Using SendKeys is quite simple. The SendKeys procedure accepts a string. SendKeys simulates the ordinary characters in this string. The only characters that have special meaning are: +, %, ^, (, ), {, }, and ~. The ~ character stands for the Enter key. The +, ^, and % characters indicate the Shift, Ctrl, and Alt key attributes. For example, to send "DDJ" a Control-A, the Enter key, and an Alt-X, you'd use the string DDJ^A~%X.

If you want a modifier key to apply to more than one character, surround the characters with parenthesis. For example, to send Control-A, Control-B, and Control-C, you might use ^(ABC). Notice that this is different from ^ABC, which would send a Control-A, an ordinary B, and an ordinary C.

The curly brace indicates a special character.

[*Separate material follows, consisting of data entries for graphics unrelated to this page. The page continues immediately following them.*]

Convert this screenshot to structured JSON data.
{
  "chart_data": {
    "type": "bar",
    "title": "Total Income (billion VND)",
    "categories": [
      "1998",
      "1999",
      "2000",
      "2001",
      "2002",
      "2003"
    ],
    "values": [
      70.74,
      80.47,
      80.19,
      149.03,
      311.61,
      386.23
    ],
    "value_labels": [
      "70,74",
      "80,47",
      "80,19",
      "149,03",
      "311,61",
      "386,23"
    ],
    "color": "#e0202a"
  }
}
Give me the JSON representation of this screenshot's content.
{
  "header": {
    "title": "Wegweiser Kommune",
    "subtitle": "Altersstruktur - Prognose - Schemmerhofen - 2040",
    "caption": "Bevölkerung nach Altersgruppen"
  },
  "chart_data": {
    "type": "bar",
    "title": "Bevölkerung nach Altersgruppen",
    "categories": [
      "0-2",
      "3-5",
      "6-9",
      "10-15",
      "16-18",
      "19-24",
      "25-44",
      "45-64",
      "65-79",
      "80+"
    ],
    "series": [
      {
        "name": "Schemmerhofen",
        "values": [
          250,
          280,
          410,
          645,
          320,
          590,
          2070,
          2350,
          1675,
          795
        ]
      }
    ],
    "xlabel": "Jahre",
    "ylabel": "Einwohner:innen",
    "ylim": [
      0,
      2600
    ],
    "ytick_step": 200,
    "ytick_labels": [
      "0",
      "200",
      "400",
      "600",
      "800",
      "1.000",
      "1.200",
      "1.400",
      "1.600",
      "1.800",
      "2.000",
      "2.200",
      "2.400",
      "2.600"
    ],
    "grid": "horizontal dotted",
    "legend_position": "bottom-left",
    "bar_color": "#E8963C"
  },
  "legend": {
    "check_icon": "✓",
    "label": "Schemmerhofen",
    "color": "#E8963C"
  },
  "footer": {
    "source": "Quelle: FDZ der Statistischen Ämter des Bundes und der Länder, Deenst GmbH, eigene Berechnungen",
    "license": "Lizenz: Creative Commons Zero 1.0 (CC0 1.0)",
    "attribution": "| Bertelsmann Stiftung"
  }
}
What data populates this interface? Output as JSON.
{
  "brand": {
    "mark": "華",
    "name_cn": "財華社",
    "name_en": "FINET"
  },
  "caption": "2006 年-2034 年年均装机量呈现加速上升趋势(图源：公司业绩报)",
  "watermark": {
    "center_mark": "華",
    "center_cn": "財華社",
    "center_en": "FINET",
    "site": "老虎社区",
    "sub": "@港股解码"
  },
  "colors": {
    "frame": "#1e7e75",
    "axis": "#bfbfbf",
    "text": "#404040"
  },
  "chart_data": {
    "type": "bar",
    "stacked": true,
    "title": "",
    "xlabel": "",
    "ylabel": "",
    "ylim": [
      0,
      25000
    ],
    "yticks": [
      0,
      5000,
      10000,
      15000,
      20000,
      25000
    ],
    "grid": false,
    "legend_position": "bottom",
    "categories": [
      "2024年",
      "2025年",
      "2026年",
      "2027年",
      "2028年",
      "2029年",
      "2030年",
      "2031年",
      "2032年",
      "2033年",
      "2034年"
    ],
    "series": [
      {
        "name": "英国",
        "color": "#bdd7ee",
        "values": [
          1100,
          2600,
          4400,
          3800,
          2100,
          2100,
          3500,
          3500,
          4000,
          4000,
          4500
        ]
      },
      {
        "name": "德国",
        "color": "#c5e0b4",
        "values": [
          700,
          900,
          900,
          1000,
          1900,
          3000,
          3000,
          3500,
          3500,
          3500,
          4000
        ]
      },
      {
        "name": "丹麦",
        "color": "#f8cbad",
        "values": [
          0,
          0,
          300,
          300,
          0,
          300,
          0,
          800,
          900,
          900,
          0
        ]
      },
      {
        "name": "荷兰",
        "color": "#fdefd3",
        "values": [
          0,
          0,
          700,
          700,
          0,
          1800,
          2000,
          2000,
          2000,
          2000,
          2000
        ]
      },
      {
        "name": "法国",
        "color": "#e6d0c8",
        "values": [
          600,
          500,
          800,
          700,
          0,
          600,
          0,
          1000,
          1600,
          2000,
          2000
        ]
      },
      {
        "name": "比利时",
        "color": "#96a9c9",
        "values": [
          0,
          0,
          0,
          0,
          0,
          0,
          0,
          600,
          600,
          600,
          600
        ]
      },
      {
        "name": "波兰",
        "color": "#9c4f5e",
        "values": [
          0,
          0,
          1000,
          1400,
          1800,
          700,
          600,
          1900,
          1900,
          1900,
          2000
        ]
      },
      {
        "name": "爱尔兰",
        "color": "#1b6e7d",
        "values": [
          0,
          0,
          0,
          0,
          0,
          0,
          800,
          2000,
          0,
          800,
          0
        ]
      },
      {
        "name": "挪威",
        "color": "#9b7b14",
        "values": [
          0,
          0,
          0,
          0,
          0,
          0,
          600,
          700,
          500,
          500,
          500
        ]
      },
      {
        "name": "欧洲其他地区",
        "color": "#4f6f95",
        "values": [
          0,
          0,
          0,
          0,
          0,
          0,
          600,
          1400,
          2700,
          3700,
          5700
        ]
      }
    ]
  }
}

If there is one character inside the brace, SendKeys quotes that character (which is usually a special character); for example, {+}{{} sends a plus sign and an open curly brace. You can also use a named key inside curly braces (see Table 1). Only the first three letters of the name are significant and case isn't important. For example, you can use {ENT} instead of {ENTER}, if you like.

Table 1: Named keys. (Only the first three letters are significant, so {DEL}, {DELETE}, and {DELIT} are the same.)

Name            Key

{BACKSPACE}       Backspace
{BS}              Backspace
{BKSP}            Backspace
{BREAK}           Break
{CAPS}            Caps Lock
{DELETE}          Delete
{DOWN}            Down arrow
{END}             End
{ENTER}           Enter (same as ~)
{ESCAPE}          Escape
{HELP}            Help key
{HOME}            Home
{INSERT}          Insert
{LEFT}            Left arrow
{NUMLOCK}         Num lock
{PGDN}            Page down
{PGUP}            Page up
{PRTSCR}          Print screen
{RIGHT}           Right arrow
{SCROLL}          Scroll lock
{TAB}             Tab
{UP}              Up arrow
{PAUSE}           Pause (see text)

You can also include a space and a repeat count inside the curly braces. For example, {A 10}{LEFT 9} sends ten letter "A"s and nine Left-Arrow keys. The only extension that this code makes to the standard Visual Basic statement is the {PAUSE} keyword. You always provide a repeat count with this keyword. It causes the script to pause for the specified number of milliseconds.

One other difference between the Visual Basic SendKeys statement and the implementation in this article is how the procedure continues. With Visual Basic, you can include a flag that prevents SendKeys from returning before the system processes the keys. In this implementation, SendKeys always returns after sending the keystrokes. There is no way to tell if an application has processed those keys when the procedure returns.